Swedish climate activist Greta Thunberg told thousands of demonstrators in Berlin ahead of Germany’s general election on Sunday that “no political party” was doing even nearly enough to fight the climate crisis.
Speaking at a rally on Friday in front of the Reichstag parliament building, Thunberg told cheering supporters they needed to keep up the pressure on Germany’s political leaders past election day.
“It is clearer than ever that no political party is doing close to enough. But it’s even worse than that. Not even their proposed commitments are close to being in line with what would be needed to fulfil the Paris Agreement” on curbing climate change, she said.

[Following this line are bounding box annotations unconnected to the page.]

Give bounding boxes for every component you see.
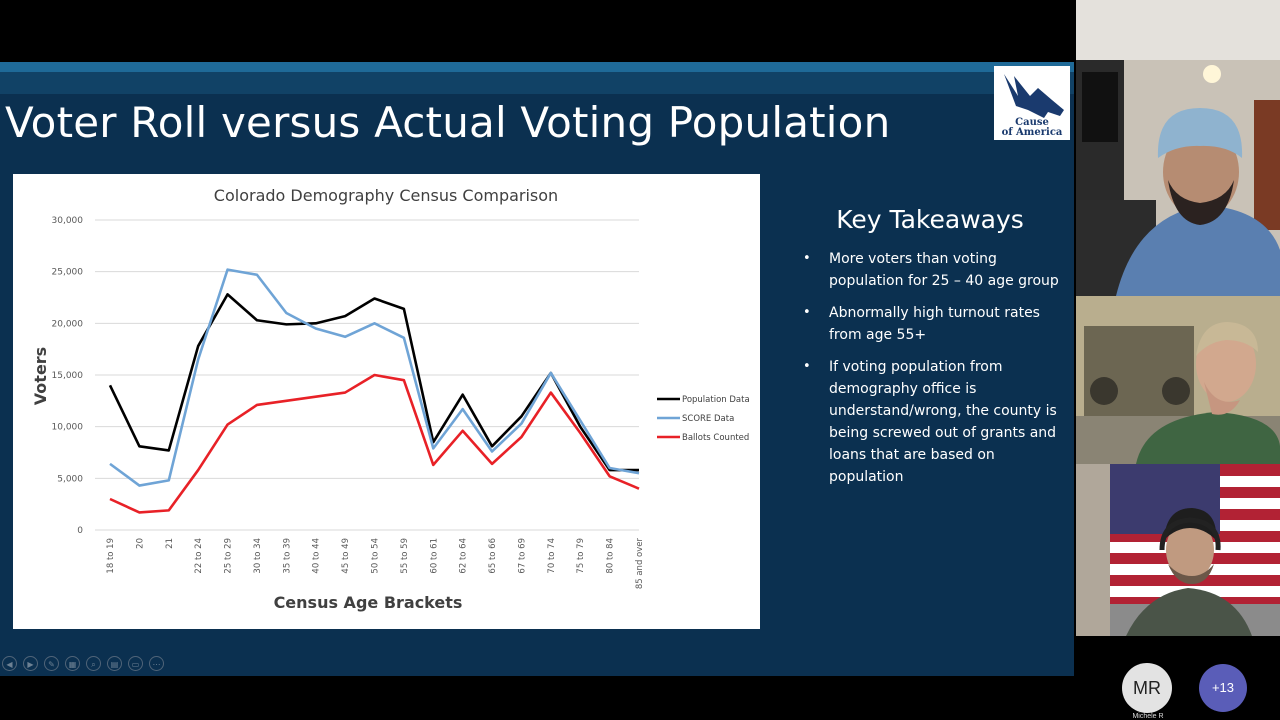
- x-tick-label: 80 to 84: [606, 538, 616, 574]
- video-panel: [1074, 0, 1280, 720]
- legend-label: Ballots Counted: [682, 433, 749, 443]
- more-icon[interactable]: ⋯: [149, 656, 164, 671]
- y-tick-label: 10,000: [52, 423, 84, 433]
- x-tick-label: 30 to 34: [253, 538, 263, 574]
- legend-label: SCORE Data: [682, 414, 734, 424]
- y-tick-label: 5,000: [57, 474, 83, 484]
- x-tick-label: 85 and over: [635, 538, 645, 590]
- takeaways-title: Key Takeaways: [836, 205, 1024, 234]
- x-tick-label: 35 to 39: [282, 538, 292, 574]
- x-tick-label: 62 to 64: [459, 538, 469, 574]
- bullet-icon: •: [803, 305, 811, 320]
- y-tick-label: 30,000: [52, 216, 84, 226]
- x-axis-label: Census Age Brackets: [274, 593, 463, 612]
- x-tick-label: 60 to 61: [429, 538, 439, 574]
- x-tick-label: 22 to 24: [194, 538, 204, 574]
- takeaway-item: • Abnormally high turnout rates from age …: [790, 302, 1060, 346]
- participant-video-2[interactable]: [1076, 296, 1280, 464]
- y-tick-label: 15,000: [52, 371, 84, 381]
- x-tick-label: 50 to 54: [371, 538, 381, 574]
- wolf-logo-icon: [1004, 74, 1064, 118]
- participant-video-3[interactable]: [1076, 464, 1280, 636]
- presentation-slide: Voter Roll versus Actual Voting Populati…: [0, 62, 1074, 676]
- bullet-icon: •: [803, 359, 811, 374]
- video-feed-image: [1076, 464, 1280, 636]
- logo-text: Cause of America: [1001, 117, 1063, 138]
- slide-header-band: [0, 62, 1074, 72]
- participant-video-1[interactable]: [1076, 0, 1280, 296]
- x-tick-label: 55 to 59: [400, 538, 410, 574]
- x-tick-label: 21: [165, 538, 175, 549]
- slide-header-band-lower: [0, 72, 1074, 94]
- previous-icon[interactable]: ◀: [2, 656, 17, 671]
- x-tick-label: 40 to 44: [312, 538, 322, 574]
- x-tick-label: 20: [135, 538, 145, 549]
- slideshow-toolbar: ◀ ▶ ✎ ▦ ⌕ ▤ ▭ ⋯: [0, 656, 164, 672]
- chart-panel: Colorado Demography Census Comparison 0 5…: [13, 174, 760, 629]
- y-axis-label: Voters: [31, 347, 50, 405]
- series-line-population-data: [108, 293, 639, 472]
- slide-title: Voter Roll versus Actual Voting Populati…: [5, 98, 891, 147]
- cause-of-america-logo: Cause of America: [994, 66, 1070, 140]
- takeaway-item: • If voting population from demography of…: [790, 356, 1060, 488]
- x-tick-label: 75 to 79: [576, 538, 586, 574]
- participant-strip: MR Michele R +13: [1074, 650, 1280, 720]
- y-tick-label: 20,000: [52, 319, 84, 329]
- chart-title: Colorado Demography Census Comparison: [214, 186, 558, 205]
- takeaway-item: • More voters than voting population for …: [790, 248, 1060, 292]
- census-comparison-chart: Colorado Demography Census Comparison 0 5…: [31, 186, 750, 612]
- monitor-icon[interactable]: ▭: [128, 656, 143, 671]
- y-tick-label: 0: [77, 526, 83, 536]
- video-feed-image: [1076, 296, 1280, 464]
- participant-avatar[interactable]: MR: [1122, 663, 1172, 713]
- play-icon[interactable]: ▶: [23, 656, 38, 671]
- key-takeaways: Key Takeaways • More voters than voting p…: [790, 205, 1060, 498]
- participant-name: Michele R: [1132, 713, 1164, 720]
- video-feed-image: [1076, 0, 1280, 296]
- slides-icon[interactable]: ▦: [65, 656, 80, 671]
- series-line-ballots-counted: [109, 373, 640, 514]
- more-participants-button[interactable]: +13: [1199, 664, 1247, 712]
- pen-icon[interactable]: ✎: [44, 656, 59, 671]
- x-tick-label: 67 to 69: [517, 538, 527, 574]
- zoom-icon[interactable]: ⌕: [86, 656, 101, 671]
- x-tick-label: 65 to 66: [488, 538, 498, 574]
- bullet-icon: •: [803, 251, 811, 266]
- x-tick-label: 45 to 49: [341, 538, 351, 574]
- subtitles-icon[interactable]: ▤: [107, 656, 122, 671]
- x-tick-label: 18 to 19: [106, 538, 116, 574]
- legend-label: Population Data: [682, 395, 750, 405]
- series-line-score-data: [109, 268, 640, 487]
- x-tick-label: 25 to 29: [224, 538, 234, 574]
- y-tick-label: 25,000: [52, 268, 84, 278]
- x-tick-label: 70 to 74: [547, 538, 557, 574]
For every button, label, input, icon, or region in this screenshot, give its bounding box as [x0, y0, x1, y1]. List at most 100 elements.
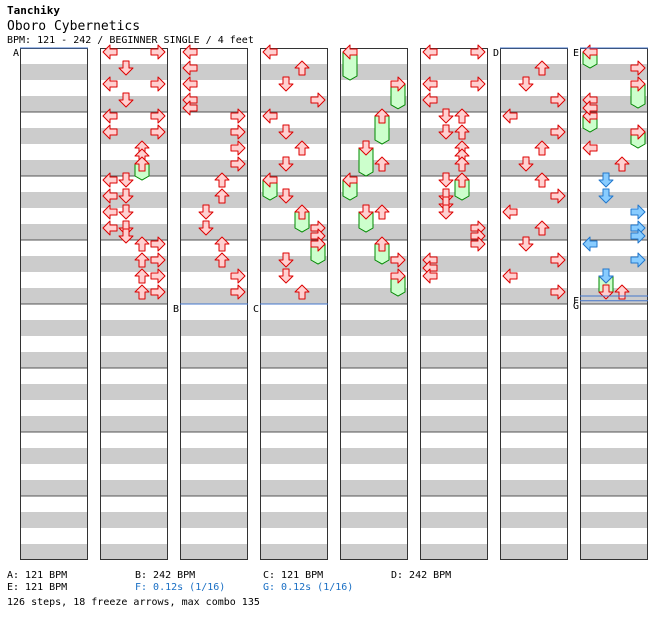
step-arrow-right [550, 92, 566, 108]
step-arrow-right [150, 44, 166, 60]
beat-stripe [260, 320, 328, 336]
step-arrow-up [374, 156, 390, 172]
beat-stripe [420, 544, 488, 560]
legend-d: D: 242 BPM [391, 570, 452, 581]
step-arrow-down [198, 204, 214, 220]
step-arrow-right [230, 124, 246, 140]
step-arrow-left [502, 204, 518, 220]
beat-stripe [100, 512, 168, 528]
beat-stripe [420, 416, 488, 432]
beat-stripe [420, 320, 488, 336]
step-arrow-down [518, 236, 534, 252]
step-arrow-right [230, 108, 246, 124]
beat-stripe [100, 416, 168, 432]
step-arrow-left [102, 124, 118, 140]
step-arrow-right [150, 268, 166, 284]
beat-stripe [340, 384, 408, 400]
beat-stripe [500, 544, 568, 560]
step-arrow-right [470, 76, 486, 92]
beat-stripe [180, 256, 248, 272]
step-arrow-up [534, 140, 550, 156]
shock-arrow-down [598, 188, 614, 204]
beat-stripe [340, 416, 408, 432]
beat-stripe [500, 512, 568, 528]
step-arrow-up [534, 172, 550, 188]
step-arrow-up [134, 252, 150, 268]
beat-stripe [20, 192, 88, 208]
chart-info: BPM: 121 - 242 / BEGINNER SINGLE / 4 fee… [7, 35, 254, 46]
step-arrow-down [118, 172, 134, 188]
beat-stripe [420, 384, 488, 400]
beat-stripe [20, 320, 88, 336]
step-arrow-up [134, 156, 150, 172]
step-arrow-right [310, 236, 326, 252]
step-arrow-left [102, 76, 118, 92]
freeze-head-arrow [358, 204, 374, 220]
beat-stripe [500, 160, 568, 176]
step-arrow-up [214, 236, 230, 252]
beat-stripe [580, 544, 648, 560]
step-arrow-left [102, 108, 118, 124]
step-arrow-down [278, 76, 294, 92]
beat-stripe [500, 64, 568, 80]
step-arrow-up [294, 140, 310, 156]
beat-stripe [340, 160, 408, 176]
beat-stripe [580, 192, 648, 208]
beat-stripe [20, 160, 88, 176]
step-arrow-right [310, 92, 326, 108]
step-arrow-up [534, 60, 550, 76]
beat-stripe [420, 448, 488, 464]
shock-arrow-right [630, 252, 646, 268]
artist-name: Tanchiky [7, 4, 60, 17]
step-chart: A B C D E FG [13, 44, 648, 560]
marker-label: F [573, 296, 579, 307]
step-arrow-right [230, 284, 246, 300]
beat-stripe [100, 96, 168, 112]
step-arrow-right [150, 76, 166, 92]
beat-stripe [20, 224, 88, 240]
beat-stripe [20, 288, 88, 304]
beat-stripe [420, 128, 488, 144]
freeze-head-arrow [262, 172, 278, 188]
step-arrow-down [278, 188, 294, 204]
beat-stripe [340, 128, 408, 144]
step-arrow-up [294, 60, 310, 76]
step-arrow-right [550, 188, 566, 204]
beat-stripe [580, 416, 648, 432]
freeze-head-arrow [294, 204, 310, 220]
beat-stripe [340, 544, 408, 560]
legend-a: A: 121 BPM [7, 570, 68, 581]
step-arrow-right [390, 252, 406, 268]
step-arrow-left [422, 44, 438, 60]
beat-stripe [100, 64, 168, 80]
step-arrow-down [118, 60, 134, 76]
beat-stripe [180, 544, 248, 560]
step-arrow-up [214, 188, 230, 204]
step-arrow-right [150, 236, 166, 252]
marker-label: A [13, 48, 19, 59]
marker-label: E [573, 48, 579, 59]
step-arrow-left [102, 188, 118, 204]
legend-c: C: 121 BPM [263, 570, 324, 581]
step-arrow-down [278, 156, 294, 172]
beat-stripe [180, 480, 248, 496]
step-arrow-down [518, 156, 534, 172]
freeze-head-arrow [374, 108, 390, 124]
beat-stripe [20, 480, 88, 496]
beat-stripe [260, 128, 328, 144]
beat-stripe [260, 160, 328, 176]
beat-stripe [340, 352, 408, 368]
beat-stripe [500, 448, 568, 464]
freeze-head-arrow [390, 268, 406, 284]
beat-stripe [20, 96, 88, 112]
step-arrow-up [454, 124, 470, 140]
shock-arrow-left [582, 236, 598, 252]
beat-stripe [100, 384, 168, 400]
beat-stripe [20, 128, 88, 144]
step-arrow-right [550, 252, 566, 268]
beat-stripe [100, 448, 168, 464]
step-arrow-left [262, 108, 278, 124]
step-arrow-left [102, 220, 118, 236]
step-arrow-down [438, 204, 454, 220]
column-border [100, 48, 168, 560]
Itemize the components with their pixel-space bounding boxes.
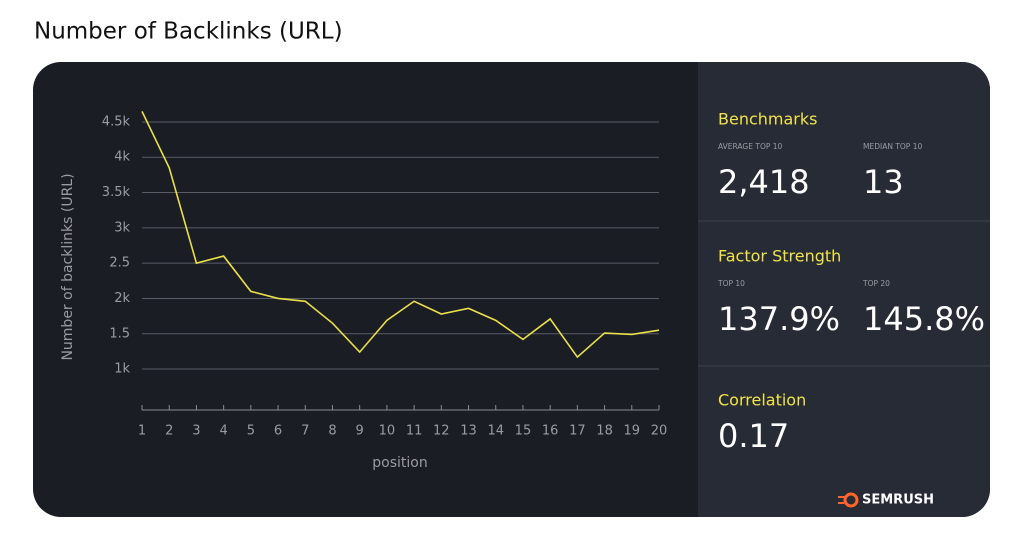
x-tick-label: 10	[379, 424, 396, 439]
y-tick-label: 2k	[114, 291, 130, 306]
y-tick-label: 1k	[114, 362, 130, 377]
x-tick-label: 7	[301, 424, 309, 439]
y-tick-label: 1.5	[109, 326, 130, 341]
x-tick-label: 12	[433, 424, 450, 439]
card	[33, 62, 990, 517]
page-title: Number of Backlinks (URL)	[34, 19, 343, 45]
metric-label: MEDIAN TOP 10	[863, 142, 922, 151]
x-tick-label: 11	[406, 424, 423, 439]
x-axis-label: position	[372, 455, 427, 471]
metric-value: 0.17	[718, 417, 789, 455]
metric-label: TOP 20	[862, 279, 890, 288]
section-title: Correlation	[718, 391, 806, 410]
brand: SEMRUSH	[862, 493, 934, 508]
x-tick-label: 15	[515, 424, 532, 439]
logo: SEMRUSH	[838, 492, 934, 508]
x-tick-label: 14	[487, 424, 504, 439]
series-line	[141, 111, 660, 359]
y-tick-label: 3.5k	[102, 185, 131, 200]
y-tick-label: 2.5	[109, 256, 130, 271]
x-tick-label: 1	[138, 424, 146, 439]
y-tick-label: 3k	[114, 220, 130, 235]
metric-value: 2,418	[718, 163, 810, 201]
y-tick-label: 4.5k	[102, 114, 131, 129]
x-tick-label: 2	[165, 424, 173, 439]
metric-label: AVERAGE TOP 10	[718, 142, 783, 151]
metric-value: 137.9%	[718, 300, 840, 338]
x-tick-label: 18	[596, 424, 613, 439]
logo-icon	[838, 496, 846, 504]
x-tick-label: 5	[247, 424, 255, 439]
x-tick-label: 3	[192, 424, 200, 439]
section-title: Benchmarks	[718, 110, 817, 129]
x-tick-label: 9	[356, 424, 364, 439]
x-tick-label: 19	[624, 424, 641, 439]
y-tick-label: 4k	[114, 150, 130, 165]
y-axis-label: Number of backlinks (URL)	[60, 173, 76, 360]
x-tick-label: 17	[569, 424, 586, 439]
x-tick-label: 16	[542, 424, 559, 439]
x-tick-label: 4	[219, 424, 227, 439]
metric-value: 145.8%	[863, 300, 985, 338]
metric-label: TOP 10	[717, 279, 745, 288]
x-tick-label: 6	[274, 424, 282, 439]
x-tick-label: 8	[328, 424, 336, 439]
logo-icon	[843, 492, 859, 508]
section-title: Factor Strength	[718, 247, 841, 266]
panel-bg	[698, 62, 990, 517]
x-tick-label: 13	[460, 424, 477, 439]
panel: Benchmarks AVERAGE TOP 10 2,418 MEDIAN TOP …	[717, 110, 985, 456]
metric-value: 13	[863, 163, 904, 201]
x-tick-label: 20	[651, 424, 668, 439]
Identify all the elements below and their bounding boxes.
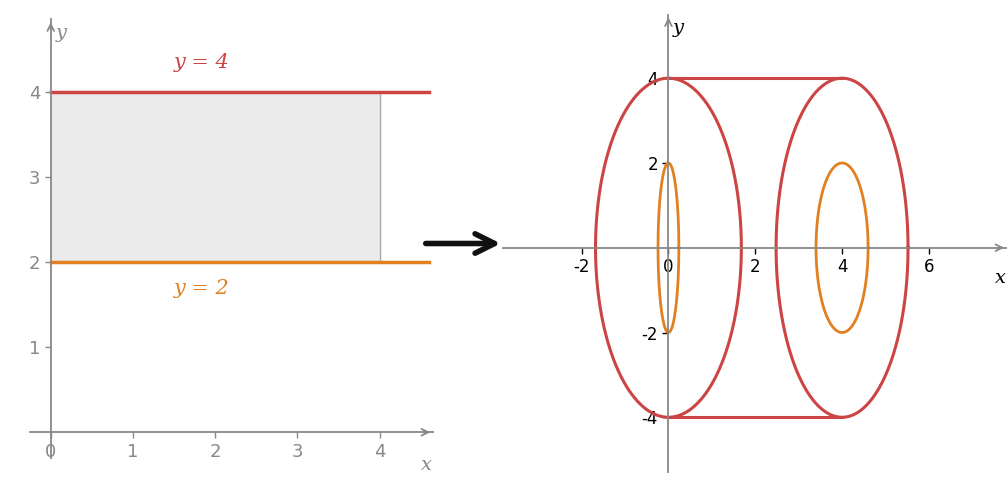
Text: y: y <box>56 24 66 42</box>
Text: x: x <box>421 456 432 474</box>
Text: y: y <box>673 19 684 37</box>
Text: y = 2: y = 2 <box>174 280 230 299</box>
Text: y = 4: y = 4 <box>174 53 230 72</box>
Text: x: x <box>995 269 1006 287</box>
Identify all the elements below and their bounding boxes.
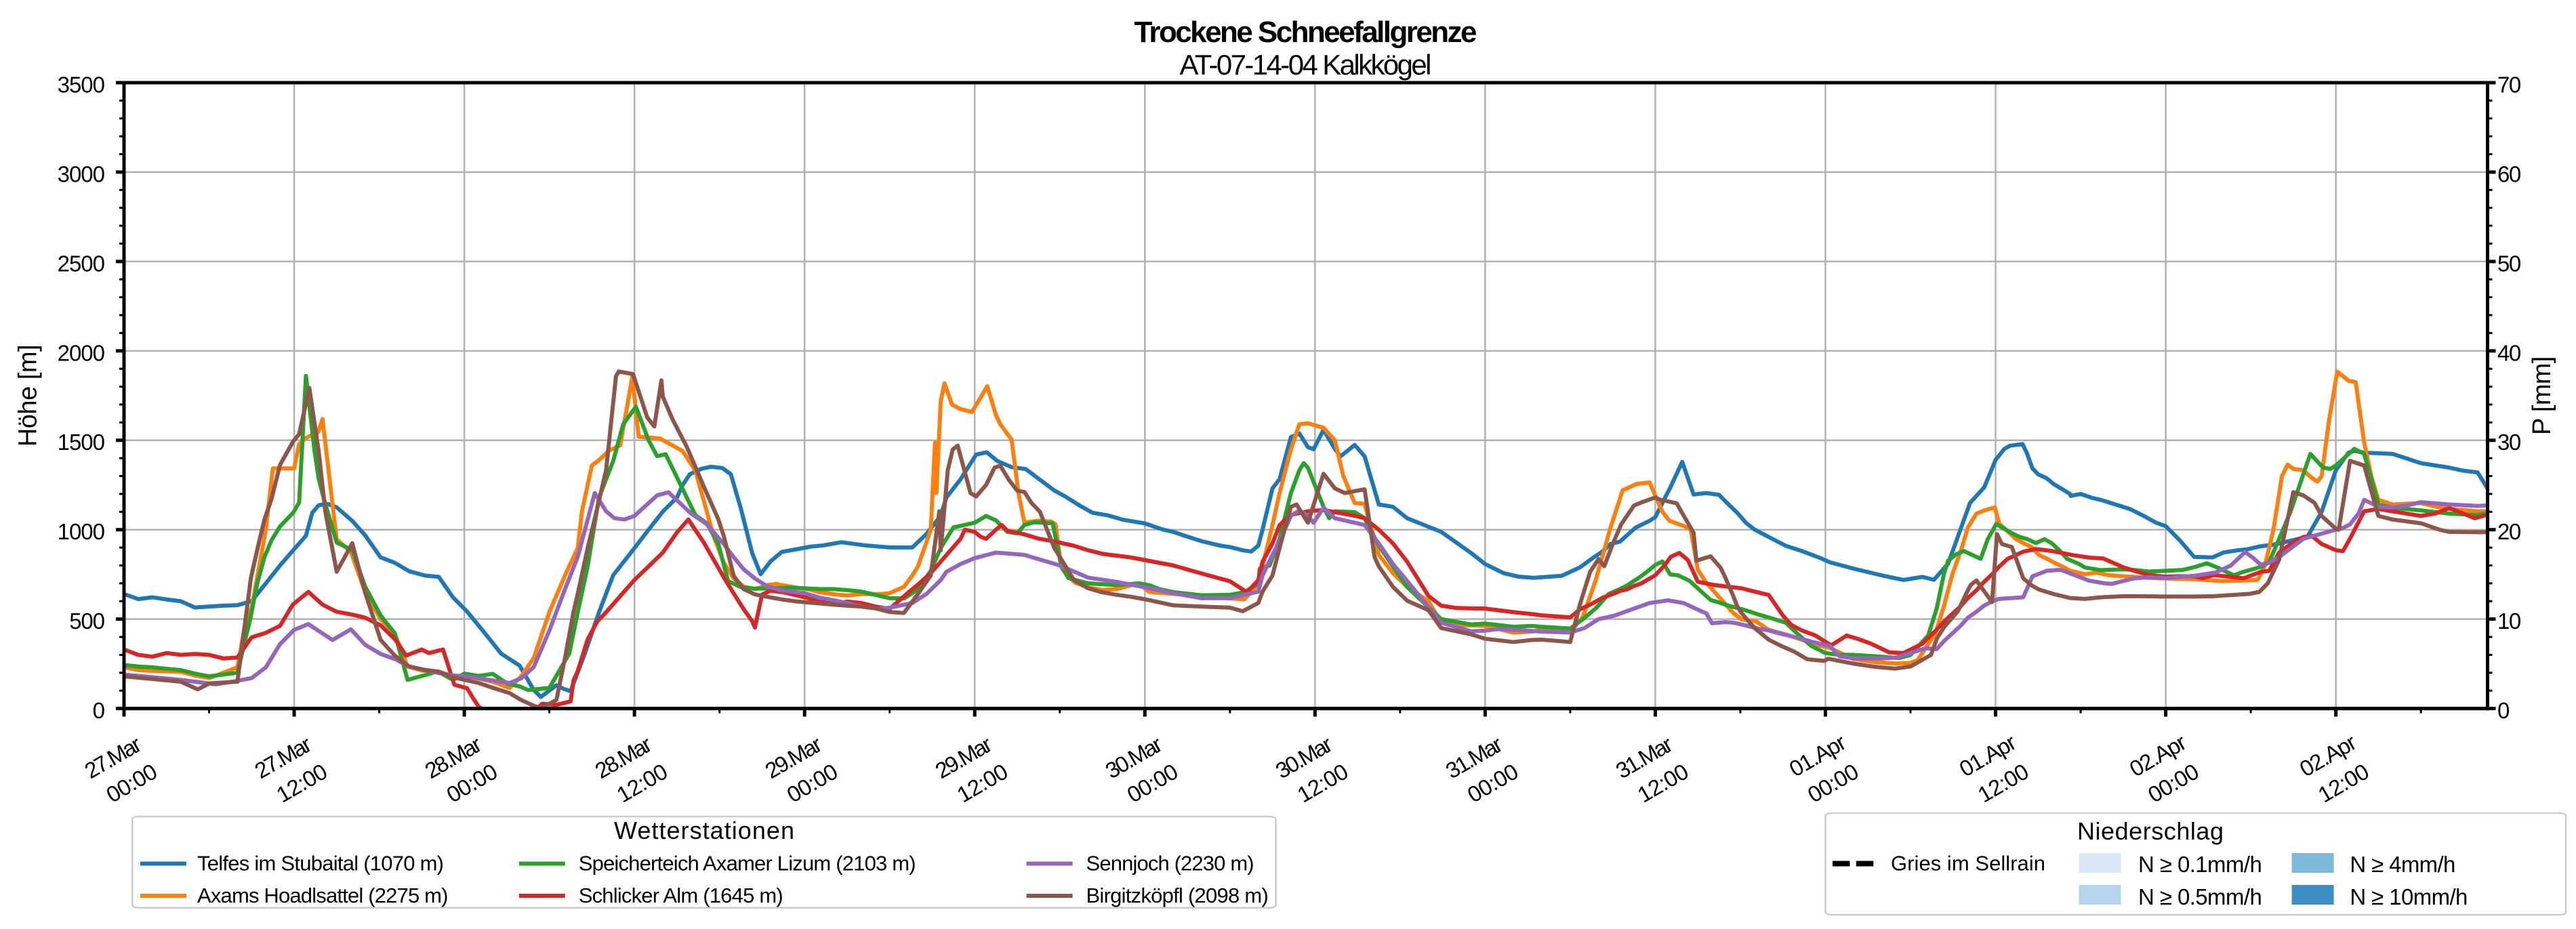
svg-text:Axams Hoadlsattel (2275 m): Axams Hoadlsattel (2275 m) bbox=[197, 884, 449, 907]
svg-text:Wetterstationen: Wetterstationen bbox=[614, 817, 794, 844]
svg-text:N ≥ 4mm/h: N ≥ 4mm/h bbox=[2350, 852, 2455, 877]
svg-text:0: 0 bbox=[2497, 698, 2510, 723]
svg-text:2500: 2500 bbox=[58, 251, 105, 276]
svg-text:70: 70 bbox=[2497, 72, 2521, 97]
svg-text:Höhe [m]: Höhe [m] bbox=[14, 344, 43, 447]
svg-text:Trockene Schneefallgrenze: Trockene Schneefallgrenze bbox=[1134, 16, 1477, 49]
svg-text:3500: 3500 bbox=[58, 72, 105, 97]
svg-text:Niederschlag: Niederschlag bbox=[2077, 817, 2224, 845]
svg-text:40: 40 bbox=[2497, 340, 2521, 365]
svg-text:0: 0 bbox=[93, 698, 105, 723]
svg-text:Telfes im Stubaital (1070 m): Telfes im Stubaital (1070 m) bbox=[197, 851, 444, 875]
svg-text:Sennjoch (2230 m): Sennjoch (2230 m) bbox=[1086, 851, 1254, 875]
svg-text:60: 60 bbox=[2497, 161, 2521, 186]
svg-text:500: 500 bbox=[69, 608, 105, 634]
svg-text:50: 50 bbox=[2497, 251, 2521, 276]
svg-text:N ≥ 0.5mm/h: N ≥ 0.5mm/h bbox=[2138, 884, 2262, 909]
svg-text:AT-07-14-04 Kalkkögel: AT-07-14-04 Kalkkögel bbox=[1180, 49, 1432, 81]
svg-text:10: 10 bbox=[2497, 608, 2521, 634]
svg-text:N ≥ 10mm/h: N ≥ 10mm/h bbox=[2350, 884, 2468, 909]
svg-text:P [mm]: P [mm] bbox=[2528, 356, 2556, 435]
svg-text:Gries im Sellrain: Gries im Sellrain bbox=[1891, 851, 2045, 875]
svg-text:Birgitzköpfl (2098 m): Birgitzköpfl (2098 m) bbox=[1086, 884, 1269, 907]
svg-text:Schlicker Alm (1645 m): Schlicker Alm (1645 m) bbox=[579, 884, 783, 907]
svg-text:Speicherteich Axamer Lizum (21: Speicherteich Axamer Lizum (2103 m) bbox=[579, 851, 916, 875]
svg-text:30: 30 bbox=[2497, 430, 2521, 455]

“Yes, we must vote, you must vote, but remember that voting only will not be enough. We must keep going into the streets.”
As Germany’s top parties were set to hold final rallies, the Fridays for Future youth movement said it was holding strikes in more than 400 German cities and towns.
At the largest event in Berlin, Thunberg said the political class was failing younger generations.
“We need to become climate activists and demand real change because remember: change is now not only possible, it is also urgently necessary,” she said.
“When enough people demand change, then change will come on election day.”
The race has boiled down to a two-way contest between Social Democrat Olaf Scholz, the centrist finance minister, and Armin Laschet from Merkel’s conservative Christian Democrats. They were set to address crowds later Friday, in Cologne and Munich respectively.
Polls give Scholz a small lead with about 26 percent over Laschet at 22 percent. The candidate from the ecologist Greens, Annalena Baerbock, trails in the mid-teens.
Thunberg stopped short of endorsing the Green party, whose programme Fridays for Future activists argue falls short of what is needed to effectively curb global warming.